= Medical slang =

Acronyms and informal terminology

Medical slang is the use of acronyms and informal terminology to describe patients, other healthcare personnel and medical concepts. Some terms are pejorative. In English, medical slang has entered popular culture via television hospital and forensic science dramas such as ER, House M.D., NCIS, Scrubs, and Grey's Anatomy, and through fiction, in books such as The House of God by Samuel Shem (Stephen Joseph Bergman), Bodies by Jed Mercurio, and A Case of Need by Jeffery Hudson (Michael Crichton)

Examples of pejorative language include bagged and tagged for a corpse, a reference to the intake process at a mortuary; donorcycle for motorcycle; and PFO for pissed [drunk] and fell over. Less offensive are the terms blue pipes for veins; cabbage for a heart bypass (coronary artery bypass graft or CABG), and champagne tap for a flawless lumbar puncture, that is, one where erythrocyte count is zero.

==Limitations on use==
In many countries, facetious or insulting acronyms are now considered unethical and unacceptable, and patients can access their medical records. Medical facilities risk being sued by patients offended by the descriptions. Another reason for the decline is that facetious acronyms could be confused with genuine medical terms and the wrong treatment administered.

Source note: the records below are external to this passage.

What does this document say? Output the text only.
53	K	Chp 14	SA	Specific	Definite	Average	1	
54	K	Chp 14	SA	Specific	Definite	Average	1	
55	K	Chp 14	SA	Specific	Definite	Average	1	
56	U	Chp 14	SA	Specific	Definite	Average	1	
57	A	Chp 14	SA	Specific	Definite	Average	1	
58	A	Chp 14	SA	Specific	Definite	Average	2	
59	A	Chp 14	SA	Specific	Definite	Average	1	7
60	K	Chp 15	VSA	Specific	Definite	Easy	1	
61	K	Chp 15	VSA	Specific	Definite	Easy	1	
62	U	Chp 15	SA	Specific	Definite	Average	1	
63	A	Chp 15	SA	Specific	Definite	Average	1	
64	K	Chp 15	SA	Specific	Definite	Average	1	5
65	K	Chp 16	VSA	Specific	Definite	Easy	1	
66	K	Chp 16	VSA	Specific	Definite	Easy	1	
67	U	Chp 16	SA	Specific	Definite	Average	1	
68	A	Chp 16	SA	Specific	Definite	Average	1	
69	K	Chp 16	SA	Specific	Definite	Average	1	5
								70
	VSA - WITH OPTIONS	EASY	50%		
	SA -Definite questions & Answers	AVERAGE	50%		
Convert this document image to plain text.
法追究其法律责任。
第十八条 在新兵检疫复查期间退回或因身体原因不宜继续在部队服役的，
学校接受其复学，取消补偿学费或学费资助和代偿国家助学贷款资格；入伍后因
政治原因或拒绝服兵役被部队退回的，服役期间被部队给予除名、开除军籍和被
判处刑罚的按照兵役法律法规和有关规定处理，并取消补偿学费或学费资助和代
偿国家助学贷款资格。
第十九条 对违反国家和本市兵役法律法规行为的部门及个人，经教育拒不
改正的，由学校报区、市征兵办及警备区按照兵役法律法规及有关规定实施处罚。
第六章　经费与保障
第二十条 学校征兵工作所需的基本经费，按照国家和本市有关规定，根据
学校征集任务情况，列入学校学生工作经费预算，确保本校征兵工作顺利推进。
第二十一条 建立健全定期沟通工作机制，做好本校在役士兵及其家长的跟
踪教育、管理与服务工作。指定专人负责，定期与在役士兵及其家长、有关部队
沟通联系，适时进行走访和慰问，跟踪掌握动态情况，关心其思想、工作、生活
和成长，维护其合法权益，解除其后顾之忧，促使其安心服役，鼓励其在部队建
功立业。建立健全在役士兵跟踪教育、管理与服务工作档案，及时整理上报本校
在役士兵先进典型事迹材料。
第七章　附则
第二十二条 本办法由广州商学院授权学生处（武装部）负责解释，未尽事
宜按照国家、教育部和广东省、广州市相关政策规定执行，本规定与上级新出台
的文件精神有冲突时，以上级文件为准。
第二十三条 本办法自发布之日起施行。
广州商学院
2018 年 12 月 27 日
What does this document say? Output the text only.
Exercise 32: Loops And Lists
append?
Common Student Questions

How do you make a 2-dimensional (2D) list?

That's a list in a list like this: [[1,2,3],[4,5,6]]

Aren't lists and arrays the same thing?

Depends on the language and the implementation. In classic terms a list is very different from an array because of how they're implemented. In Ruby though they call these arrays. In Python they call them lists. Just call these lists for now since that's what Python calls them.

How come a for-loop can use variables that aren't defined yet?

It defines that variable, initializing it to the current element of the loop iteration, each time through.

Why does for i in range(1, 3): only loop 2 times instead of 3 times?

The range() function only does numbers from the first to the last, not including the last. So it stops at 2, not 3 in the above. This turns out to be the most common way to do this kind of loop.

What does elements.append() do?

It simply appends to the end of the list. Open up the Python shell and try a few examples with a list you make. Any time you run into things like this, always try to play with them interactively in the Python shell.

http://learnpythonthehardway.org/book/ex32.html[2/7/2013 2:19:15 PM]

In one of his annual reports (related by the BBC), medical slang collector Adam Fox cited an example where a practitioner had entered “TTFO”, meaning “told to fuck off”, on a patient’s chart. When questioned about the chart entry, the practitioner said that the initials stood for “to take fluids orally.”

Today, medical slang tends to be restricted to oral use and to informal notes or e-mails which do not form part of a patient’s formal records. It may also be used among medical staff outside of the hospital. It is not found on patients’ charts and, due to growing awareness of medical slang, often not used in front of patients themselves.

==Non-English==
Although online medical slang dictionaries are primarily from English-speaking countries, non-English medical slang has been collected by Fox from elsewhere. Brazilian medical slang includes PIMBA ("Pé Inchado Mulambo Bêbado Atropelado" meaning "swollen-footed, drunk, run-over beggar"), Poliesculhambado (multi-messed-up patient) and Trambiclínica (a "fraudulent clinic" staffed cheaply by medical students).

==Annual round-up==
There is an annual round-up of the usage of medical slang by British physician Dr. Adam Fox of St Mary's Hospital, London. Fox has spent five years charting more than 200 examples, regional and national terms and the general decline of medical slang. He believes that doctors have become more respectful of patients, which has contributed to the decline. While its use may be declining in the medical profession, several dictionaries of the slang have been compiled on the internet.